Wednesday, May 3, 2017
Kicks for My Sister
Last year my foster sister Gayle asked me to make her a pair of sneaker slippers she'd seen on Pinterest. I told her I wasn't going to be able to get to it until this year, and when she groaned about having to wait, asked her what had happened to the pair I made her the year before. She told me the heels were out of them.

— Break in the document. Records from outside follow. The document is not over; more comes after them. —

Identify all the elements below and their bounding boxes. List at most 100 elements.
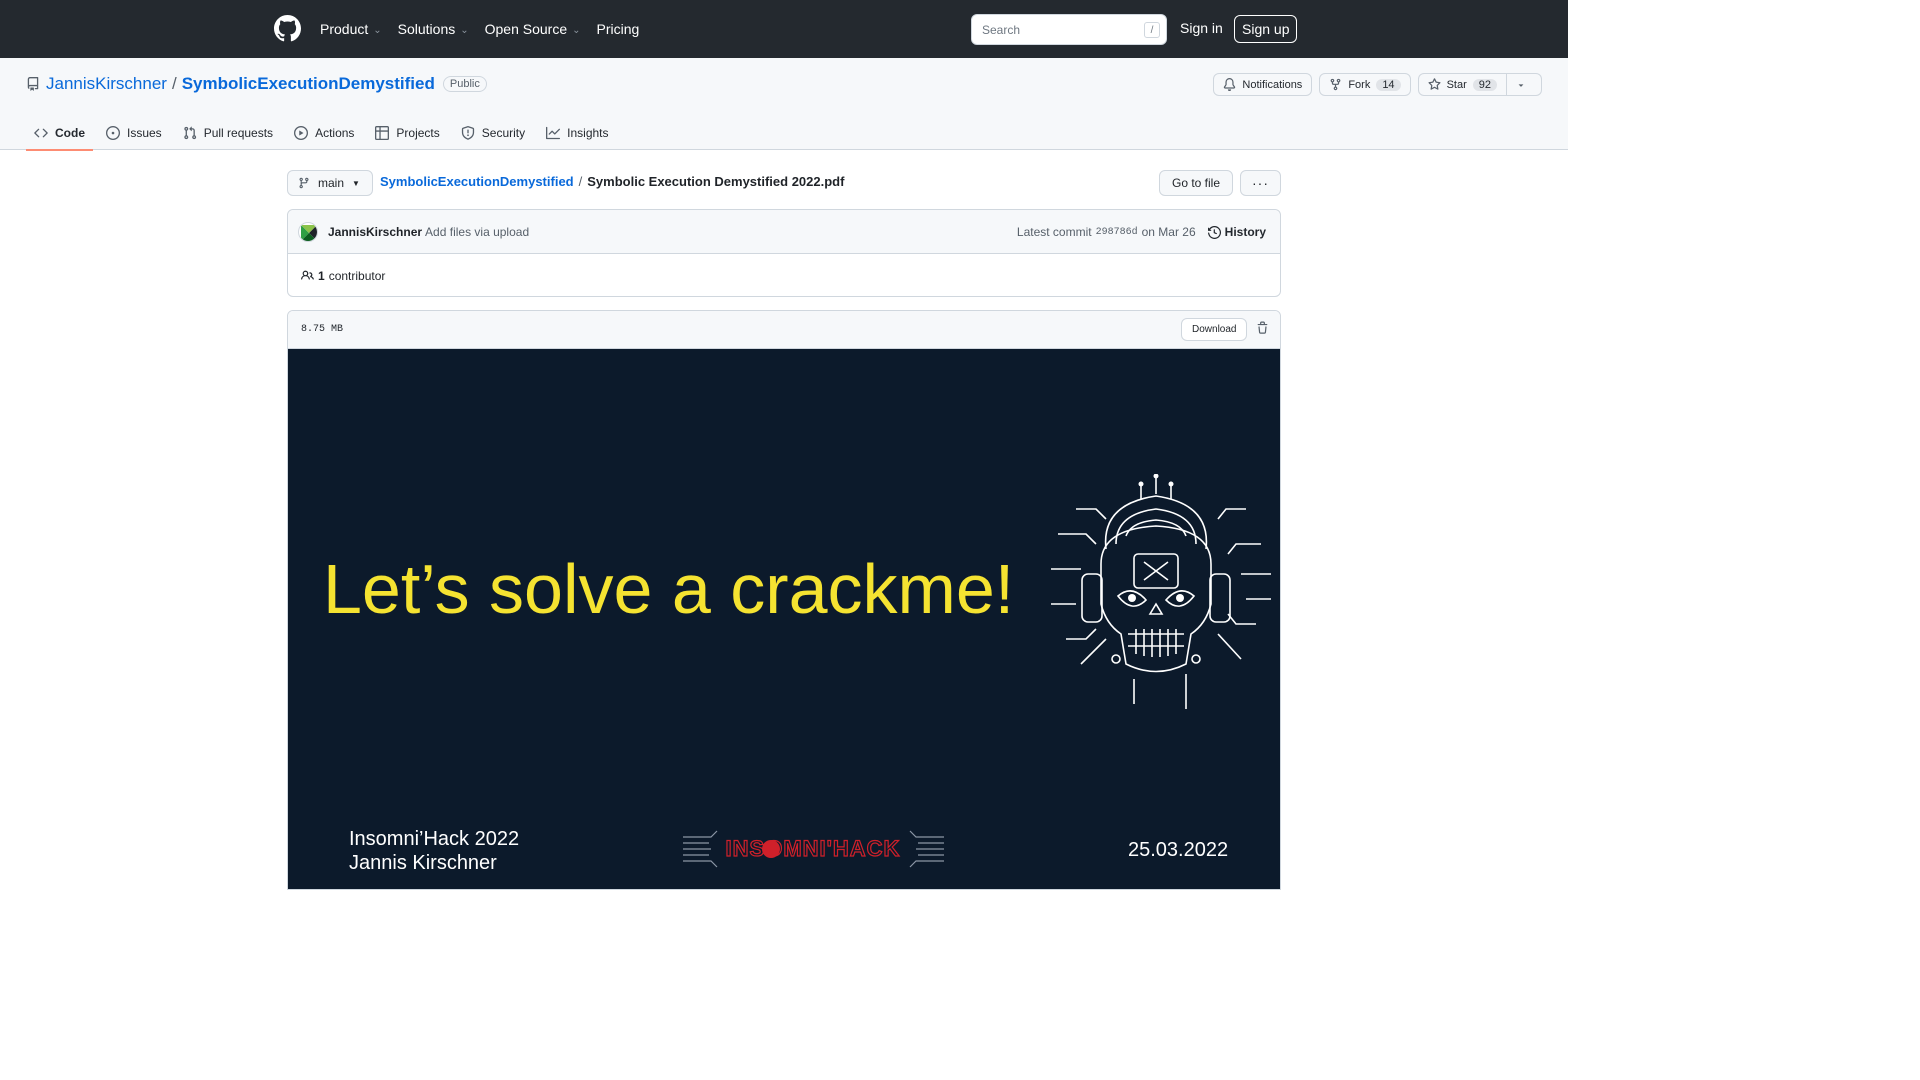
logo-text: INSOMNI'HACK (726, 836, 901, 861)
tab-pull-requests-label: Pull requests (203, 126, 274, 140)
tab-security[interactable]: Security (453, 116, 533, 150)
nav-product-label: Product (320, 21, 369, 37)
avatar-image-icon (301, 224, 317, 241)
pull-request-icon (183, 126, 196, 140)
cyber-skull-icon (1051, 474, 1271, 709)
star-label: Star (1446, 78, 1467, 91)
nav-solutions[interactable]: Solutions ⌄ (398, 21, 469, 37)
slide-author-name: Jannis Kirschner (349, 852, 497, 874)
latest-commit-box: JannisKirschner Add files via upload Lat… (287, 209, 1281, 297)
chevron-down-icon: ⌄ (373, 24, 382, 36)
table-icon (375, 126, 390, 140)
contributor-count: 1 (318, 268, 325, 283)
branch-name: main (318, 176, 345, 190)
repo-title: JannisKirschner / SymbolicExecutionDemys… (26, 74, 487, 94)
repo-separator: / (171, 74, 177, 93)
repo-name-link[interactable]: SymbolicExecutionDemystified (182, 74, 435, 94)
tab-insights-label: Insights (567, 126, 609, 140)
insomnihack-logo: INSOMNI'HACK (683, 830, 944, 868)
tab-projects-label: Projects (396, 126, 440, 140)
notifications-label: Notifications (1242, 78, 1303, 91)
contributor-label: contributor (328, 268, 386, 283)
breadcrumb-separator: / (578, 174, 583, 189)
star-button[interactable]: Star 92 (1417, 73, 1507, 96)
file-header: 8.75 MB Download (288, 311, 1280, 349)
triangle-down-icon: ▼ (352, 178, 360, 188)
issue-icon (106, 126, 120, 140)
tab-actions-label: Actions (315, 126, 355, 140)
tab-code[interactable]: Code (26, 116, 93, 151)
star-dropdown-button[interactable] (1507, 73, 1542, 96)
commit-sha-link[interactable]: 298786d (1096, 227, 1138, 238)
tab-insights[interactable]: Insights (538, 116, 616, 150)
slide-title: Let’s solve a crackme! (323, 550, 1015, 628)
tab-projects[interactable]: Projects (367, 116, 447, 150)
commit-date: on Mar 26 (1141, 225, 1196, 239)
fork-count: 14 (1376, 78, 1401, 91)
nav-solutions-label: Solutions (397, 21, 456, 37)
star-icon (1428, 78, 1441, 90)
commit-meta: Latest commit 298786d on Mar 26 History (1017, 210, 1266, 254)
search-shortcut-key: / (1144, 22, 1160, 38)
slide-date: 25.03.2022 (1128, 839, 1229, 861)
commit-message-link[interactable]: Add files via upload (425, 225, 529, 239)
contributors-row[interactable]: 1 contributor (288, 254, 1280, 297)
tab-pull-requests[interactable]: Pull requests (175, 116, 281, 150)
search-placeholder: Search (982, 22, 1021, 37)
nav-product[interactable]: Product ⌄ (320, 21, 382, 37)
visibility-badge: Public (442, 76, 487, 92)
notifications-button[interactable]: Notifications (1213, 73, 1313, 96)
download-button[interactable]: Download (1181, 318, 1248, 341)
fork-button[interactable]: Fork 14 (1319, 73, 1411, 96)
sign-in-link[interactable]: Sign in (1180, 20, 1223, 36)
fork-icon (1330, 78, 1341, 91)
chevron-down-icon: ⌄ (572, 24, 581, 36)
history-icon (1207, 225, 1221, 239)
main-nav: Product ⌄ Solutions ⌄ Open Source ⌄ Pricing (320, 0, 655, 58)
github-logo-icon[interactable] (274, 15, 301, 42)
commit-header: JannisKirschner Add files via upload Lat… (288, 210, 1280, 254)
breadcrumb-repo-link[interactable]: SymbolicExecutionDemystified (380, 174, 574, 189)
file-size: 8.75 MB (301, 324, 344, 335)
people-icon (301, 270, 314, 280)
shield-icon (461, 126, 474, 140)
more-options-button[interactable]: ··· (1240, 170, 1281, 196)
graph-icon (546, 126, 561, 140)
history-label: History (1224, 225, 1266, 239)
history-link[interactable]: History (1207, 225, 1266, 239)
slide-event-info: Insomni’Hack 2022 Jannis Kirschner (349, 827, 519, 875)
commit-author-link[interactable]: JannisKirschner (328, 225, 422, 239)
git-branch-icon (299, 177, 309, 189)
file-viewer: 8.75 MB Download Let’s solve a crackme! (287, 310, 1281, 890)
nav-open-source-label: Open Source (484, 21, 568, 37)
tab-actions[interactable]: Actions (286, 116, 362, 150)
latest-commit-label: Latest commit (1016, 225, 1092, 239)
play-icon (294, 126, 309, 140)
sign-up-button[interactable]: Sign up (1234, 15, 1298, 43)
repo-actions: Notifications Fork 14 Star 92 (1213, 73, 1542, 96)
tab-security-label: Security (481, 126, 526, 140)
bell-icon (1224, 78, 1236, 91)
avatar[interactable] (298, 221, 318, 242)
go-to-file-button[interactable]: Go to file (1159, 170, 1233, 196)
branch-selector[interactable]: main ▼ (287, 170, 373, 196)
triangle-down-icon (1518, 83, 1524, 87)
slide-event-name: Insomni’Hack 2022 (349, 828, 520, 850)
trash-icon[interactable] (1256, 321, 1269, 335)
nav-open-source[interactable]: Open Source ⌄ (485, 21, 581, 37)
tab-code-label: Code (55, 126, 85, 140)
fork-label: Fork (1348, 78, 1371, 91)
breadcrumb-file-name: Symbolic Execution Demystified 2022.pdf (587, 174, 845, 189)
site-header: Product ⌄ Solutions ⌄ Open Source ⌄ Pricing… (0, 0, 1568, 58)
repo-owner-link[interactable]: JannisKirschner (46, 74, 167, 94)
tab-issues-label: Issues (127, 126, 162, 140)
search-input[interactable]: Search / (971, 14, 1167, 45)
chevron-down-icon: ⌄ (460, 24, 469, 36)
tab-issues[interactable]: Issues (98, 116, 170, 150)
breadcrumb: SymbolicExecutionDemystified / Symbolic … (380, 174, 844, 189)
repo-header: JannisKirschner / SymbolicExecutionDemys… (0, 58, 1568, 151)
repo-tabs: Code Issues Pull requests Actions Projec… (26, 116, 622, 151)
repo-icon (27, 77, 39, 91)
nav-pricing[interactable]: Pricing (597, 21, 640, 37)
nav-pricing-label: Pricing (596, 21, 640, 37)
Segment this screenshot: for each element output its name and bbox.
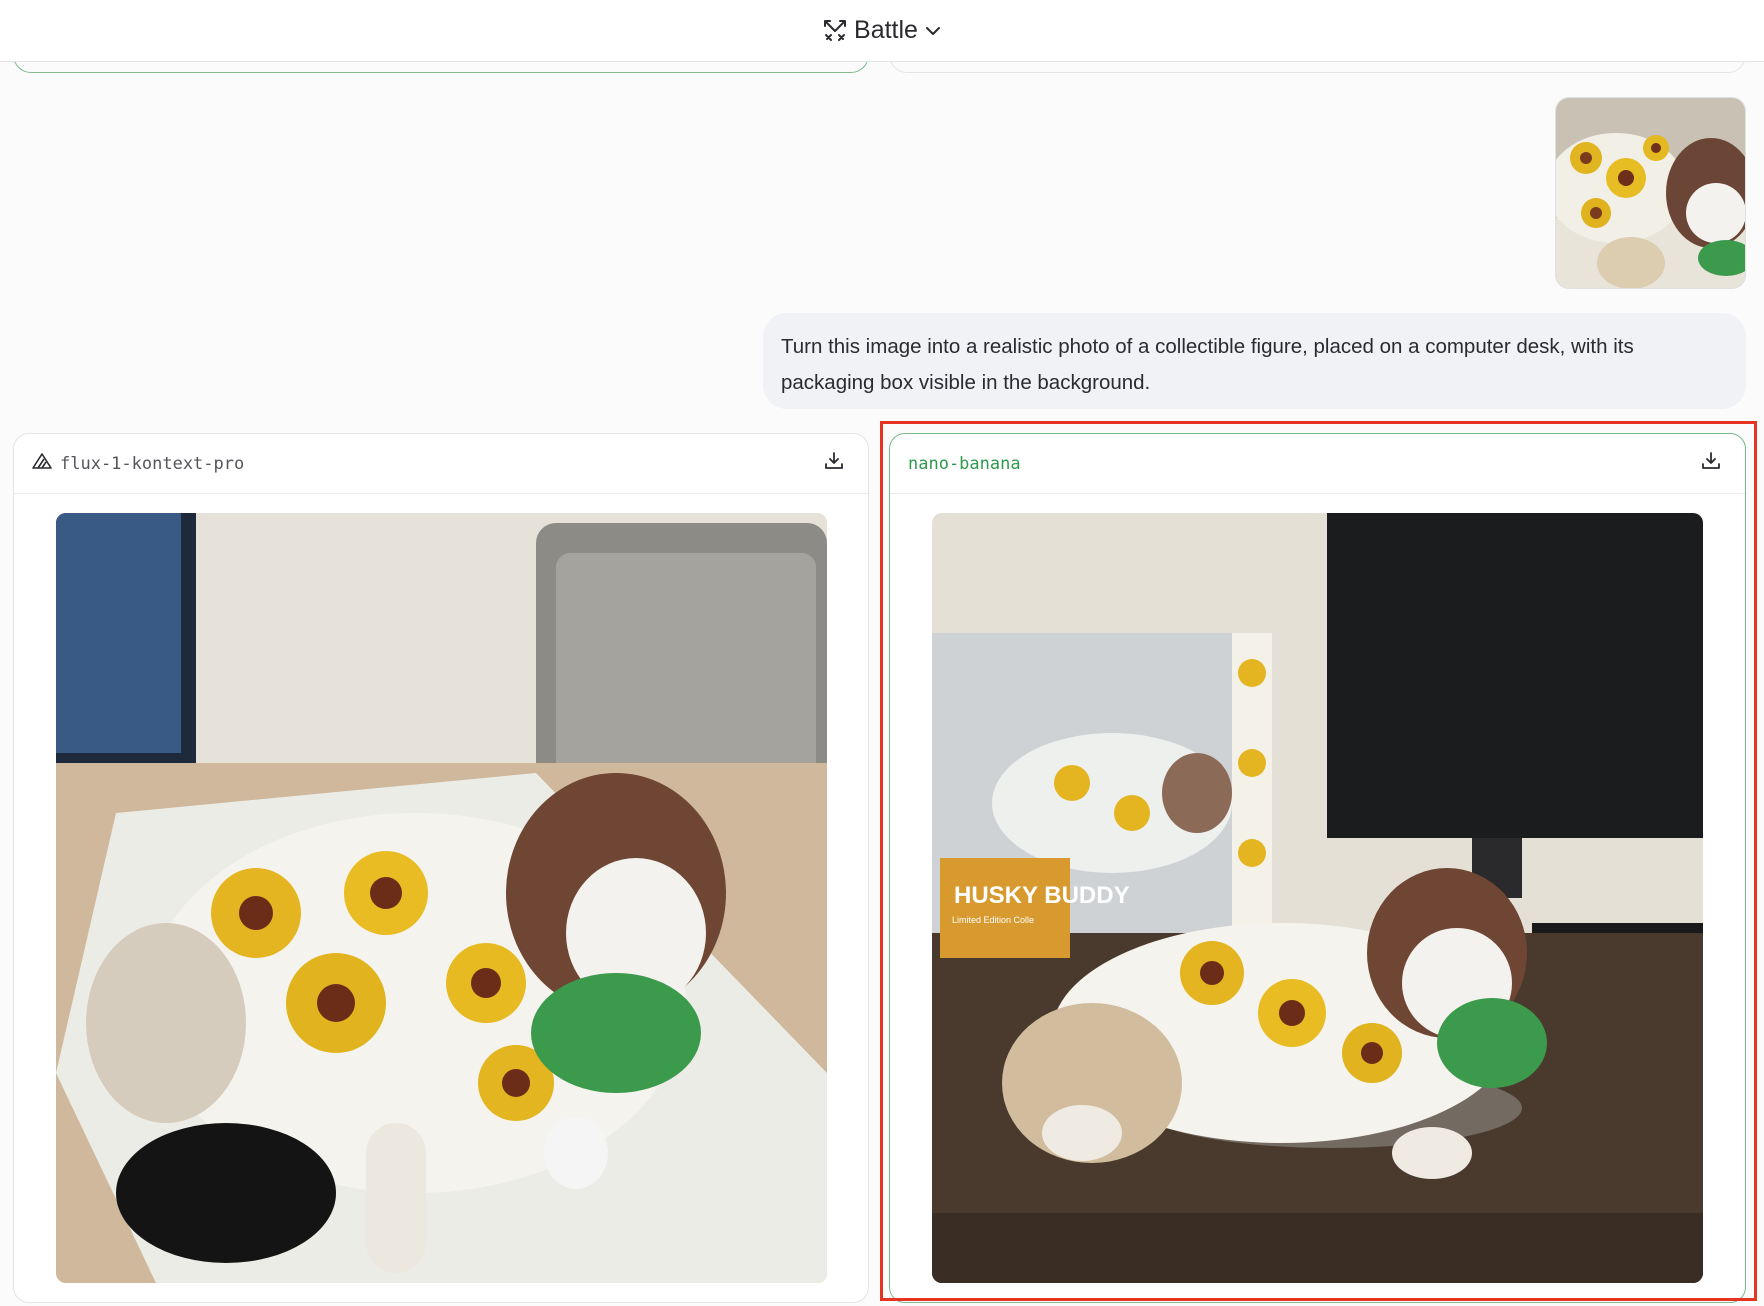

I planned to get to the sneaker slippers in April. But just as I was nearing the halfway mark on the project before it, Gayle was diagnosed with a brain tumour. The day we were waiting to hear if the tumour was cancerous, I went about the house reminding myself to breathe. It was some relief that the test results indicated that the tumour had a 95% chance of being benign. Gayle was scheduled for neurosurgery on May 1st. I set aside my current project and began the slippers so that Gayle could have them in time for her hospital stay and recovery at home.
I bought the pattern, which was Slipper Socks, by Rea Jarvenpaa, and I asked Gayle what colours she wanted her slippers to be. She told me black and white. I had some "winter white" worsted on hand, so I bought a skein of black worsted and also a skein of gray craft yarn for the soles, with the idea of making these slippers more durable than the last pair, which were made entirely of worsted yarn.
And here, much frustration later, are the finished slippers. The instructions were woefully incomplete. The pattern gives no details on how much yarn is required. Half of the instructions for knitting the black socks that serve as the base for this pattern are simply missing -- there are no instructions on how to work the heel, turn the heel, pick up the stiches along the side, shape the foot, how long to make the foot, or shape the toes. There are separate instructions included for the socks included in the pattern, but as they required a different stitch count from those I'd begun knitting from the slipper instructions, they weren't much use. The pattern doesn't tell you how many stitches to pick up for the edges where the lacing goes. The instructions for the medallion for the ankle are missing. I was not at all happy that I'd paid €5.00(EUR) for a pattern and then had to write a third of it myself. I won't be buying any more patterns from Rea Jarvenpaa.
I also had a problem with making the soles, as they turned out too wide, though that is not a fault in the pattern, as I had used craft yarn for the bottom to make the slippers harder wearing and it was too bulky. I could have more or less fixed this issue by working only four of the five rounds called for in the instructions for the sole, but by the time I figured out that the sole was too wide I didn't have time to undo hours of work and do it again before my deadline. I went on with the job and put the slippers together as well as I could, finally finishing them the day before the surgery was to take place.
Then on the morning of May 1st I went downtown to the hospital where Gayle was to have surgery. I made sure to be there before her check-in time of 10:00 a.m. as I didn't want to miss my chance of giving her the slippers and seeing her for at least a minute or two before she was whisked away for the procedure. Gayle was delighted with the slippers. Her three daughters had brought her fancy ball caps (one had pink sequins!), and her ex-boyfriend a Rolling Stones bandanna to wear over her shaved head during recovery, and we joked that between her head gear and her kicks and having all of us for an entourage she'd be the most street patient in the entire hospital. She was checked in, given two wrist bands (I asked her if they were also going to microchip her), changed into the hospital-issued nightgown and robe and shower-cap-like slippers (her street-style accessories would have to bide their time until after the surgery), and set up with an IV. Then we waited with her. The surgery was originally supposed to be at 12:30, but we were told it would be delayed for a few hours. The extra waiting time did Gayle's stress levels no good whatsoever. It didn't help that she'd had nothing to eat all day, that the IV tube was hurting her hand, and the IV fluid was necessitating frequent runs for the bathroom. When she was finally wheeled into pre-op at about 2:30 p.m., she began sobbing.
And then at 3:00 p.m. we were told that the surgery would have to be postponed to another day because, though the surgical team was all ready to go, there was no ICU bed available for her post-op. Poor Gayle. She left the hospital with her new accessories and her long blond hair intact... but with no surgery date. I hope having the slippers are at least some small source of pleasure and comfort to her during the lead up to the next surgery date.